After these accomplishments, and not unlike Colombus, he decided to conquer the new continent, going to the United States to complete his medical training. His American experience was highly strategic for his career, he knew the technique of balloon dilatation of coronary arteries, developed by Andreas Gruntzig. His eight years of training in the USA concluded at the Veterans Administration Medical Center, Long Beach, California. It was at this institution that he met Jonathan Tobis, Director of Interventional Cardiology, who recalls comments by fellow interventionalists at scientific meetings during this time asking whether Antonio Colombo was “some uncontrolled cowboy or was he crazy?” but he reassured them saying, “... not only does he know what he is doing, but he is the most creative individual in interventional cardiology since Andreas Grüntzig and Geoffrey Hartzler.”
In 1986, after three days at the Thoraxcenter in Rotterdam, he came back to Italy. “He accepted the challenge of coming back,” said Carlo Di Mario, “opening alone a private centre, ostracised by the academic environment, with his innovative ideas and practice, meeting with the denigration and disbelief of a conservative environment.” In 1993, at a meeting in Monaco, the Benestent group was first exposed to the revolutionary views of Antonio Colombo, who presented data on the first 80 patients treated without anticoagulation. It came as a kind of “culture shock” and we remember very well publicly declaring that the entire world would have to follow him to the top of Himalayas if he was right, but that he would fall down from those same Himalayan mountaintops if he was wrong. Fortunately, nobody went to –or for that matter fell from– the Himalayas, but Antonio Colombo was one of the first to use IVUS for stent deployment in 1994 (his first publication), and to understand the importance of good stent expansion to avoid stent thrombosis.
His superlative publishing record includes over 375 papers, 92 editorials and numerous reviews in peer-reviewed journals, as well as 884 abstracts in international and national congresses. The quality of these publications is impressive, based on a genuine interest in developing the best techniques and tailoring treatment to patient needs. He is a member of numerous international societies and editorial boards as well as being visiting Professor of Medicine at Columbia University Hospital in New York, USA. His prizes and awards include: Best Teaching Resident at Cabrini Medical Center, NY in 1981; Best Clinical Researcher for 1994, Thoraxcenter Erasmus University, Rotterdam, The Netherlands; TCT Career Award, Washington DC in 1998 and Elite Reviewer by the Journal of the American College of Cardiology in 2005. Greg Stone says about him that “he is an original... brilliant thinker and innovator, a tireless worker and his science is top-notch. In my view he is responsible for the invention of stenting becoming accepted as the principal treatment for coronary artery disease around the world”.
His 12-14 hours per day, six days a week work ethic is only punctuated by those moments when he dines at “Moonlight” with a bottle of Barolo, but even then he continues to reflect on how he can improve and innovate, scribbling away on a napkin. An image of him we will always remember is sharing breakfast at the Mauna Kea Beach in Hawaii, looking out at the Pacific Ocean and philosophising about life.
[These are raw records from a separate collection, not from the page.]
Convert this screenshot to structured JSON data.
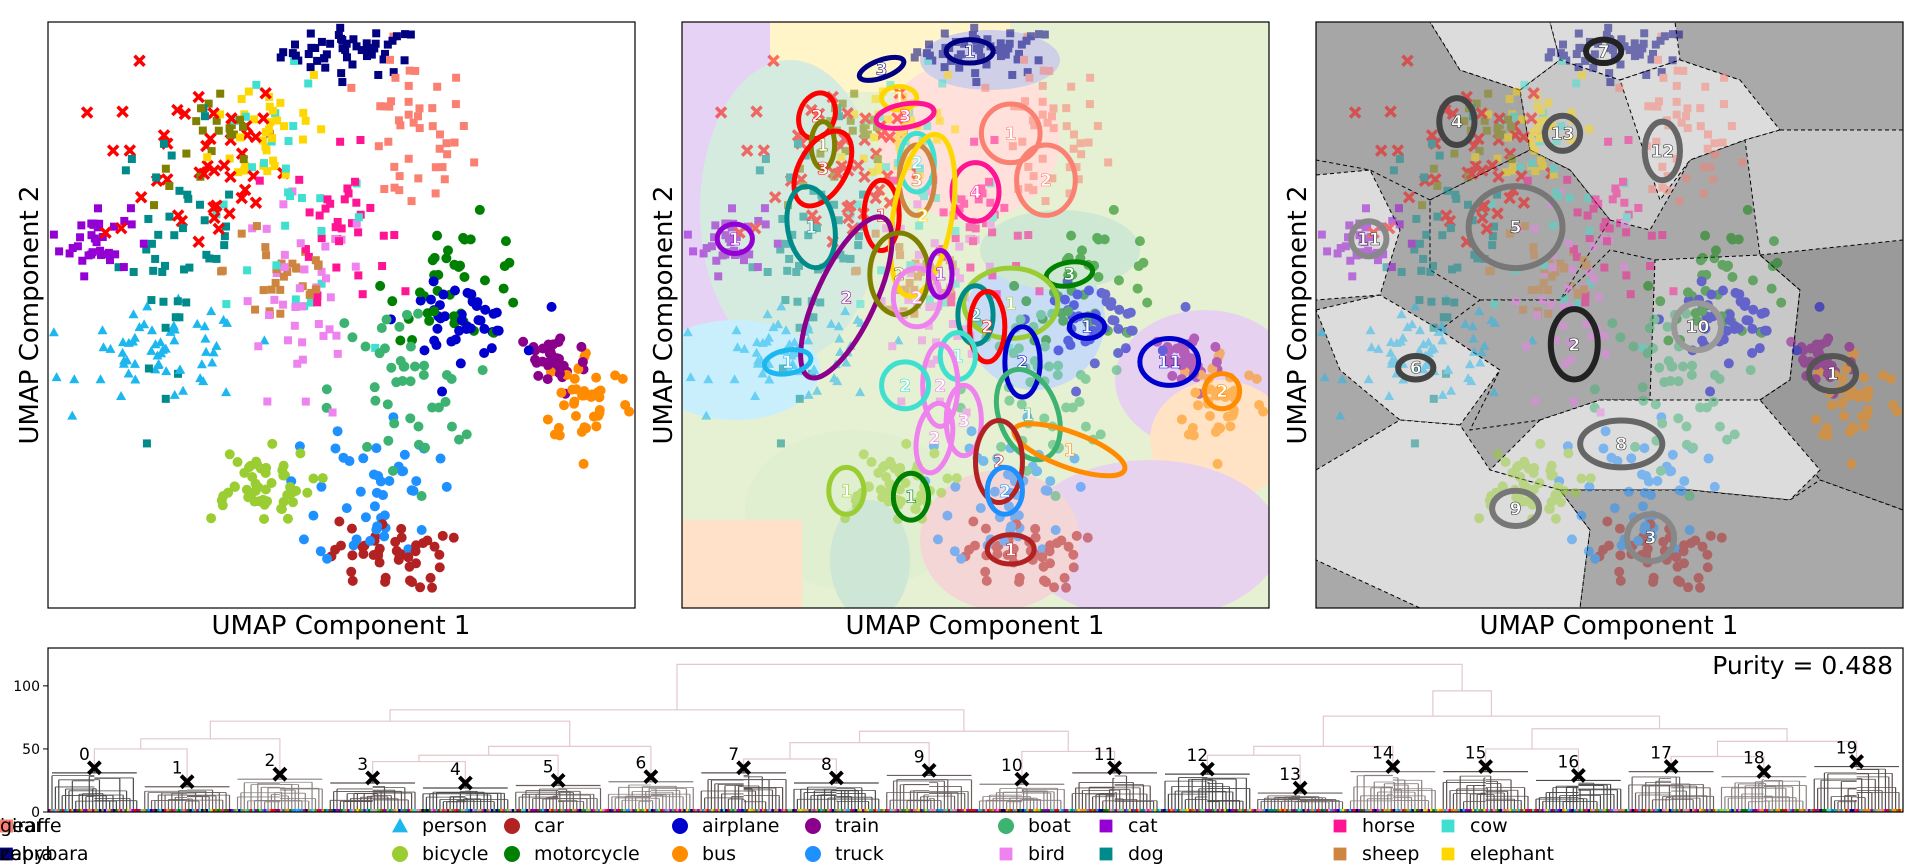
{
  "panels": [
    {
      "xlabel": "UMAP Component 1",
      "ylabel": "UMAP Component 2"
    },
    {
      "xlabel": "UMAP Component 1",
      "ylabel": "UMAP Component 2"
    },
    {
      "xlabel": "UMAP Component 1",
      "ylabel": "UMAP Component 2"
    }
  ],
  "purity_text": "Purity = 0.488",
  "classes": [
    {
      "name": "person",
      "color": "#1cb7ef",
      "marker": "triangle"
    },
    {
      "name": "bicycle",
      "color": "#9acd32",
      "marker": "circle"
    },
    {
      "name": "car",
      "color": "#b22222",
      "marker": "circle"
    },
    {
      "name": "motorcycle",
      "color": "#008000",
      "marker": "circle"
    },
    {
      "name": "airplane",
      "color": "#0000cd",
      "marker": "circle"
    },
    {
      "name": "bus",
      "color": "#ff8c00",
      "marker": "circle"
    },
    {
      "name": "train",
      "color": "#8b008b",
      "marker": "circle"
    },
    {
      "name": "truck",
      "color": "#1e90ff",
      "marker": "circle"
    },
    {
      "name": "boat",
      "color": "#3cb371",
      "marker": "circle"
    },
    {
      "name": "bird",
      "color": "#ee82ee",
      "marker": "square"
    },
    {
      "name": "cat",
      "color": "#9400d3",
      "marker": "square"
    },
    {
      "name": "dog",
      "color": "#008b8b",
      "marker": "square"
    },
    {
      "name": "horse",
      "color": "#ff1493",
      "marker": "square"
    },
    {
      "name": "sheep",
      "color": "#cd853f",
      "marker": "square"
    },
    {
      "name": "cow",
      "color": "#40e0d0",
      "marker": "square"
    },
    {
      "name": "elephant",
      "color": "#ffd700",
      "marker": "square"
    },
    {
      "name": "bear",
      "color": "#808000",
      "marker": "square"
    },
    {
      "name": "zebra",
      "color": "#000080",
      "marker": "square"
    },
    {
      "name": "giraffe",
      "color": "#fa8072",
      "marker": "square"
    },
    {
      "name": "capybara",
      "color": "#ff0000",
      "marker": "x"
    }
  ],
  "chart_data": [
    {
      "type": "scatter",
      "xlabel": "UMAP Component 1",
      "ylabel": "UMAP Component 2",
      "grid": false,
      "clusters": [
        {
          "class": "zebra",
          "x": 0.52,
          "y": 0.95,
          "sx": 0.06,
          "sy": 0.02,
          "n": 50
        },
        {
          "class": "giraffe",
          "x": 0.62,
          "y": 0.8,
          "sx": 0.05,
          "sy": 0.07,
          "n": 45
        },
        {
          "class": "capybara",
          "x": 0.25,
          "y": 0.76,
          "sx": 0.08,
          "sy": 0.08,
          "n": 45
        },
        {
          "class": "elephant",
          "x": 0.38,
          "y": 0.82,
          "sx": 0.05,
          "sy": 0.06,
          "n": 35
        },
        {
          "class": "horse",
          "x": 0.5,
          "y": 0.66,
          "sx": 0.04,
          "sy": 0.06,
          "n": 35
        },
        {
          "class": "cat",
          "x": 0.08,
          "y": 0.63,
          "sx": 0.03,
          "sy": 0.03,
          "n": 35
        },
        {
          "class": "dog",
          "x": 0.22,
          "y": 0.62,
          "sx": 0.05,
          "sy": 0.1,
          "n": 45
        },
        {
          "class": "cow",
          "x": 0.4,
          "y": 0.7,
          "sx": 0.07,
          "sy": 0.1,
          "n": 30
        },
        {
          "class": "bear",
          "x": 0.28,
          "y": 0.78,
          "sx": 0.05,
          "sy": 0.05,
          "n": 20
        },
        {
          "class": "sheep",
          "x": 0.4,
          "y": 0.58,
          "sx": 0.05,
          "sy": 0.07,
          "n": 30
        },
        {
          "class": "bird",
          "x": 0.43,
          "y": 0.5,
          "sx": 0.06,
          "sy": 0.1,
          "n": 40
        },
        {
          "class": "person",
          "x": 0.2,
          "y": 0.43,
          "sx": 0.07,
          "sy": 0.04,
          "n": 60
        },
        {
          "class": "motorcycle",
          "x": 0.7,
          "y": 0.56,
          "sx": 0.06,
          "sy": 0.05,
          "n": 40
        },
        {
          "class": "airplane",
          "x": 0.7,
          "y": 0.49,
          "sx": 0.05,
          "sy": 0.03,
          "n": 45
        },
        {
          "class": "boat",
          "x": 0.6,
          "y": 0.37,
          "sx": 0.06,
          "sy": 0.08,
          "n": 45
        },
        {
          "class": "train",
          "x": 0.86,
          "y": 0.42,
          "sx": 0.03,
          "sy": 0.03,
          "n": 35
        },
        {
          "class": "bus",
          "x": 0.92,
          "y": 0.36,
          "sx": 0.04,
          "sy": 0.04,
          "n": 40
        },
        {
          "class": "truck",
          "x": 0.56,
          "y": 0.2,
          "sx": 0.05,
          "sy": 0.07,
          "n": 45
        },
        {
          "class": "bicycle",
          "x": 0.35,
          "y": 0.21,
          "sx": 0.05,
          "sy": 0.03,
          "n": 50
        },
        {
          "class": "car",
          "x": 0.58,
          "y": 0.09,
          "sx": 0.05,
          "sy": 0.03,
          "n": 45
        }
      ]
    },
    {
      "type": "scatter",
      "xlabel": "UMAP Component 1",
      "ylabel": "UMAP Component 2",
      "grid": false,
      "ellipses": [
        {
          "label": "1",
          "class": "zebra",
          "x": 0.49,
          "y": 0.95,
          "rx": 0.04,
          "ry": 0.02,
          "angle": 0
        },
        {
          "label": "3",
          "class": "zebra",
          "x": 0.34,
          "y": 0.92,
          "rx": 0.04,
          "ry": 0.015,
          "angle": -20
        },
        {
          "label": "1",
          "class": "elephant",
          "x": 0.37,
          "y": 0.87,
          "rx": 0.03,
          "ry": 0.02,
          "angle": 0
        },
        {
          "label": "3",
          "class": "horse",
          "x": 0.38,
          "y": 0.84,
          "rx": 0.05,
          "ry": 0.02,
          "angle": -10
        },
        {
          "label": "2",
          "class": "capybara",
          "x": 0.23,
          "y": 0.84,
          "rx": 0.03,
          "ry": 0.04,
          "angle": 20
        },
        {
          "label": "1",
          "class": "giraffe",
          "x": 0.56,
          "y": 0.81,
          "rx": 0.05,
          "ry": 0.05,
          "angle": 0
        },
        {
          "label": "2",
          "class": "giraffe",
          "x": 0.62,
          "y": 0.73,
          "rx": 0.05,
          "ry": 0.06,
          "angle": 0
        },
        {
          "label": "1",
          "class": "bear",
          "x": 0.24,
          "y": 0.79,
          "rx": 0.02,
          "ry": 0.04,
          "angle": 0
        },
        {
          "label": "3",
          "class": "capybara",
          "x": 0.24,
          "y": 0.75,
          "rx": 0.04,
          "ry": 0.07,
          "angle": 30
        },
        {
          "label": "2",
          "class": "cow",
          "x": 0.4,
          "y": 0.76,
          "rx": 0.03,
          "ry": 0.05,
          "angle": 0
        },
        {
          "label": "3",
          "class": "sheep",
          "x": 0.4,
          "y": 0.73,
          "rx": 0.03,
          "ry": 0.06,
          "angle": 0
        },
        {
          "label": "4",
          "class": "horse",
          "x": 0.5,
          "y": 0.71,
          "rx": 0.04,
          "ry": 0.05,
          "angle": 0
        },
        {
          "label": "1",
          "class": "capybara",
          "x": 0.34,
          "y": 0.67,
          "rx": 0.03,
          "ry": 0.06,
          "angle": 0
        },
        {
          "label": "2",
          "class": "elephant",
          "x": 0.41,
          "y": 0.67,
          "rx": 0.05,
          "ry": 0.14,
          "angle": 10
        },
        {
          "label": "1",
          "class": "dog",
          "x": 0.22,
          "y": 0.65,
          "rx": 0.04,
          "ry": 0.07,
          "angle": -10
        },
        {
          "label": "1",
          "class": "cat",
          "x": 0.09,
          "y": 0.63,
          "rx": 0.03,
          "ry": 0.025,
          "angle": 0
        },
        {
          "label": "2",
          "class": "train",
          "x": 0.28,
          "y": 0.53,
          "rx": 0.05,
          "ry": 0.15,
          "angle": 25
        },
        {
          "label": "2",
          "class": "bear",
          "x": 0.37,
          "y": 0.57,
          "rx": 0.05,
          "ry": 0.07,
          "angle": 0
        },
        {
          "label": "2",
          "class": "bird",
          "x": 0.4,
          "y": 0.53,
          "rx": 0.04,
          "ry": 0.05,
          "angle": 0
        },
        {
          "label": "1",
          "class": "cat",
          "x": 0.44,
          "y": 0.57,
          "rx": 0.02,
          "ry": 0.04,
          "angle": 0
        },
        {
          "label": "3",
          "class": "motorcycle",
          "x": 0.66,
          "y": 0.57,
          "rx": 0.04,
          "ry": 0.02,
          "angle": -10
        },
        {
          "label": "1",
          "class": "bicycle",
          "x": 0.56,
          "y": 0.52,
          "rx": 0.08,
          "ry": 0.06,
          "angle": 0
        },
        {
          "label": "2",
          "class": "dog",
          "x": 0.5,
          "y": 0.5,
          "rx": 0.03,
          "ry": 0.05,
          "angle": 0
        },
        {
          "label": "2",
          "class": "capybara",
          "x": 0.52,
          "y": 0.48,
          "rx": 0.03,
          "ry": 0.06,
          "angle": 0
        },
        {
          "label": "1",
          "class": "airplane",
          "x": 0.69,
          "y": 0.48,
          "rx": 0.03,
          "ry": 0.02,
          "angle": 0
        },
        {
          "label": "1",
          "class": "person",
          "x": 0.18,
          "y": 0.42,
          "rx": 0.04,
          "ry": 0.02,
          "angle": -10
        },
        {
          "label": "11",
          "class": "airplane",
          "x": 0.83,
          "y": 0.42,
          "rx": 0.05,
          "ry": 0.04,
          "angle": 0
        },
        {
          "label": "1",
          "class": "cow",
          "x": 0.47,
          "y": 0.43,
          "rx": 0.03,
          "ry": 0.04,
          "angle": 0
        },
        {
          "label": "2",
          "class": "airplane",
          "x": 0.58,
          "y": 0.42,
          "rx": 0.03,
          "ry": 0.06,
          "angle": 0
        },
        {
          "label": "2",
          "class": "bird",
          "x": 0.44,
          "y": 0.38,
          "rx": 0.03,
          "ry": 0.07,
          "angle": 0
        },
        {
          "label": "2",
          "class": "cow",
          "x": 0.38,
          "y": 0.38,
          "rx": 0.04,
          "ry": 0.04,
          "angle": 0
        },
        {
          "label": "1",
          "class": "boat",
          "x": 0.59,
          "y": 0.33,
          "rx": 0.05,
          "ry": 0.08,
          "angle": -20
        },
        {
          "label": "3",
          "class": "bird",
          "x": 0.48,
          "y": 0.32,
          "rx": 0.03,
          "ry": 0.06,
          "angle": 0
        },
        {
          "label": "2",
          "class": "bird",
          "x": 0.43,
          "y": 0.29,
          "rx": 0.03,
          "ry": 0.06,
          "angle": 10
        },
        {
          "label": "2",
          "class": "bus",
          "x": 0.92,
          "y": 0.37,
          "rx": 0.03,
          "ry": 0.03,
          "angle": 0
        },
        {
          "label": "1",
          "class": "bus",
          "x": 0.66,
          "y": 0.27,
          "rx": 0.1,
          "ry": 0.03,
          "angle": 20
        },
        {
          "label": "2",
          "class": "car",
          "x": 0.54,
          "y": 0.25,
          "rx": 0.04,
          "ry": 0.07,
          "angle": 0
        },
        {
          "label": "2",
          "class": "truck",
          "x": 0.55,
          "y": 0.2,
          "rx": 0.03,
          "ry": 0.04,
          "angle": 0
        },
        {
          "label": "1",
          "class": "motorcycle",
          "x": 0.39,
          "y": 0.19,
          "rx": 0.03,
          "ry": 0.04,
          "angle": 0
        },
        {
          "label": "1",
          "class": "bicycle",
          "x": 0.28,
          "y": 0.2,
          "rx": 0.03,
          "ry": 0.04,
          "angle": 0
        },
        {
          "label": "1",
          "class": "car",
          "x": 0.56,
          "y": 0.1,
          "rx": 0.04,
          "ry": 0.025,
          "angle": 0
        }
      ]
    },
    {
      "type": "scatter",
      "xlabel": "UMAP Component 1",
      "ylabel": "UMAP Component 2",
      "grid": false,
      "ellipses": [
        {
          "label": "7",
          "x": 0.49,
          "y": 0.95,
          "rx": 0.03,
          "ry": 0.02
        },
        {
          "label": "4",
          "x": 0.24,
          "y": 0.83,
          "rx": 0.03,
          "ry": 0.04
        },
        {
          "label": "13",
          "x": 0.42,
          "y": 0.81,
          "rx": 0.03,
          "ry": 0.03
        },
        {
          "label": "12",
          "x": 0.59,
          "y": 0.78,
          "rx": 0.03,
          "ry": 0.05
        },
        {
          "label": "5",
          "x": 0.34,
          "y": 0.65,
          "rx": 0.08,
          "ry": 0.07
        },
        {
          "label": "11",
          "x": 0.09,
          "y": 0.63,
          "rx": 0.03,
          "ry": 0.03
        },
        {
          "label": "10",
          "x": 0.65,
          "y": 0.48,
          "rx": 0.04,
          "ry": 0.04
        },
        {
          "label": "2",
          "x": 0.44,
          "y": 0.45,
          "rx": 0.04,
          "ry": 0.06
        },
        {
          "label": "6",
          "x": 0.17,
          "y": 0.41,
          "rx": 0.03,
          "ry": 0.02
        },
        {
          "label": "1",
          "x": 0.88,
          "y": 0.4,
          "rx": 0.04,
          "ry": 0.03
        },
        {
          "label": "8",
          "x": 0.52,
          "y": 0.28,
          "rx": 0.07,
          "ry": 0.04
        },
        {
          "label": "9",
          "x": 0.34,
          "y": 0.17,
          "rx": 0.04,
          "ry": 0.03
        },
        {
          "label": "3",
          "x": 0.57,
          "y": 0.12,
          "rx": 0.04,
          "ry": 0.04
        }
      ]
    },
    {
      "type": "dendrogram",
      "yticks": [
        0,
        50,
        100
      ],
      "ylim": [
        0,
        130
      ],
      "clusters": [
        {
          "label": "0",
          "height": 35
        },
        {
          "label": "1",
          "height": 24
        },
        {
          "label": "2",
          "height": 30
        },
        {
          "label": "3",
          "height": 27
        },
        {
          "label": "4",
          "height": 23
        },
        {
          "label": "5",
          "height": 25
        },
        {
          "label": "6",
          "height": 28
        },
        {
          "label": "7",
          "height": 35
        },
        {
          "label": "8",
          "height": 27
        },
        {
          "label": "9",
          "height": 33
        },
        {
          "label": "10",
          "height": 26
        },
        {
          "label": "11",
          "height": 35
        },
        {
          "label": "12",
          "height": 34
        },
        {
          "label": "13",
          "height": 19
        },
        {
          "label": "14",
          "height": 36
        },
        {
          "label": "15",
          "height": 36
        },
        {
          "label": "16",
          "height": 29
        },
        {
          "label": "17",
          "height": 36
        },
        {
          "label": "18",
          "height": 32
        },
        {
          "label": "19",
          "height": 40
        }
      ],
      "top_merge_height": 117
    }
  ]
}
He is Dr. Jekyll, but also Mr. Hyde... and certain of us have had the privilege of the discovering the “Hyde” hidden side of Antonio... but to say more would become too personal.
He has always been surrounded by an incredible staff, a myriad of fellows from every part of the world that he is in the process of teaching, and some of the best interventional cardiologists. He has never forgotten that “your best friend is the patient. Colleagues, administrators may praise you as long as you are successful, but they will be ready to put you down the first time you have a problem. When patients understand you do your best for them, they stick with you and support you forever.”